Where people live, not where they work
If consumer behaviour will not bend to bars, it follows that bars must bend to them. Operators looking to open new venues must fish where the fish are, because increasingly stocks are low where once they were high. The high street site, with its high rents calibrated to the old expectation of thronging footfall and distorted by loss-leading chains, is not the pinnacle of hospitality it once was.
A few gilded postcodes aside, residential areas, with their lower rents and dressing-gown demographic, are making more sense by the day. It’s not as if the local model is new – pubs worked this out a few hundred years ago with locations on residential corners.
Ojo Rojo, the Class Bar Awards-nominated agave bar, closed because Bournemouth town centre isn’t what it was, but its plan is to now open where people live, not where they used to work. The popular Watermark in Leeds closed in Leeds city centre too – the next iteration, pledges Dariush Afshar Haghighi, is the bustling burbs. I’d bet Couch – a small bar with elevated drinks in Stirchley, Birmingham – wouldn’t have worked 10 or 15 years ago, but now it thrives.
In Sheffield, Jack Wakelin and Tom Aronica’s Bench serves some of the best cocktails and small plates in the city, but all from the village-like neighbourhood of Nether Edge. The pair have been creative with their locations – The Pearl and Bench La Cave taking up residence in the towering Brutalist estate Park Hill that looks over Sheffield, which has a couple of thousand residents who must now ask themselves how much they like climbing hills for a drink.
Beyond the bar
If you are one of the flagship indie cocktail bars in your city, why not see if you can collaborate with the city’s best hotels?

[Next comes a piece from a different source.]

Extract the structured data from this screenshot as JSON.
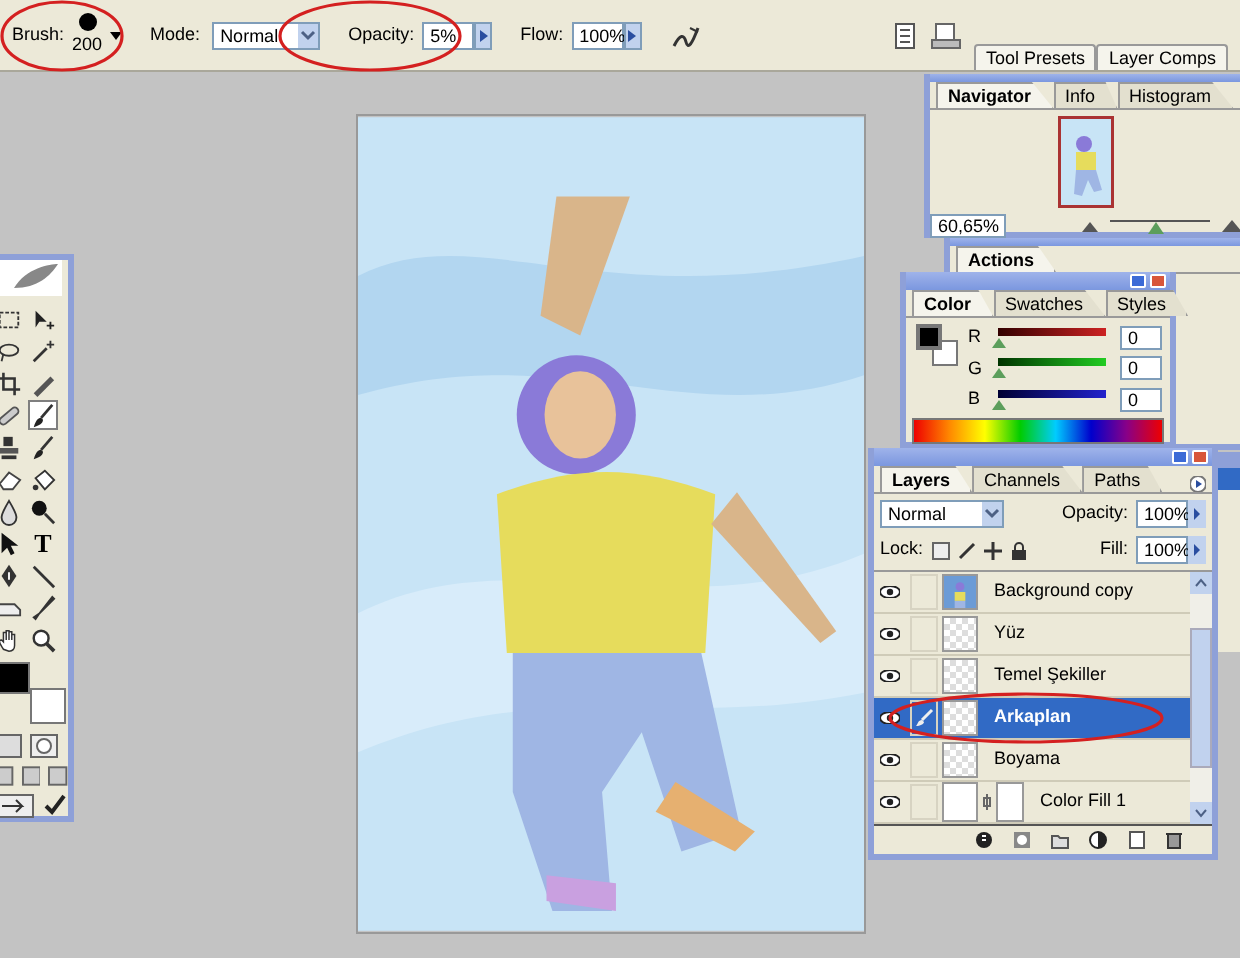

As operators, hotels tend to be good landlords – or it could be as simple as bottling your offering for their mini bars.
Where else is there footfall and underwhelming drinks? Imagine if there was a Swift in every airport terminal around the country? Spending-wise, the holiday is ring-fenced from everyday austerity. And what about ferries and their terminals – many of which still seem to live in the 1990s – and trains? Tayer + Elementary RTDs are now served on the British Pullman. Train stations could do with more than Leons, florists and chairs delivering massages.

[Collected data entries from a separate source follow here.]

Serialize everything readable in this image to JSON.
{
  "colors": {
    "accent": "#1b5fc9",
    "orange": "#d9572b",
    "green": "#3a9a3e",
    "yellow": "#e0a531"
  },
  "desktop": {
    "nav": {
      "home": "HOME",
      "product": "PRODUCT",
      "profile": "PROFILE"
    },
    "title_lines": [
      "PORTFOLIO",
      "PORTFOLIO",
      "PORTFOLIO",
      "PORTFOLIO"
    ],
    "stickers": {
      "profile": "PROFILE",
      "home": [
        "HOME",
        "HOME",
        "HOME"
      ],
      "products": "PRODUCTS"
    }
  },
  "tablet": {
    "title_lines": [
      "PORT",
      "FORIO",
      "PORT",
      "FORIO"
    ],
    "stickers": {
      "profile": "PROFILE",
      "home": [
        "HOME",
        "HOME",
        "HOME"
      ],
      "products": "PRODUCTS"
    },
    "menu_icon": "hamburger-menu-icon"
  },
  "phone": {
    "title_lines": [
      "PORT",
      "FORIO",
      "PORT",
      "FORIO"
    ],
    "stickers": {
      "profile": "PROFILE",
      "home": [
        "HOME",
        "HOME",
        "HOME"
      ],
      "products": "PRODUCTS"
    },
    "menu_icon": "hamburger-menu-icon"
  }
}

If the gym is the new pub, it should also serve some drinks. Many sports clubs do – if you’re in the market for a bad Mojito. What about corporate hospitality? Event spaces? Private members’ clubs? Start the conversation. Take your product to the people. Create a branded mobile bar that does events in your local area. It’ll diversify your bar’s revenues and – crucially – provide free word-of-mouth PR to your bricks and mortar site.
The high street will come back, disposable income will return one day. But you might not want to wait. For now, fish where the fish are.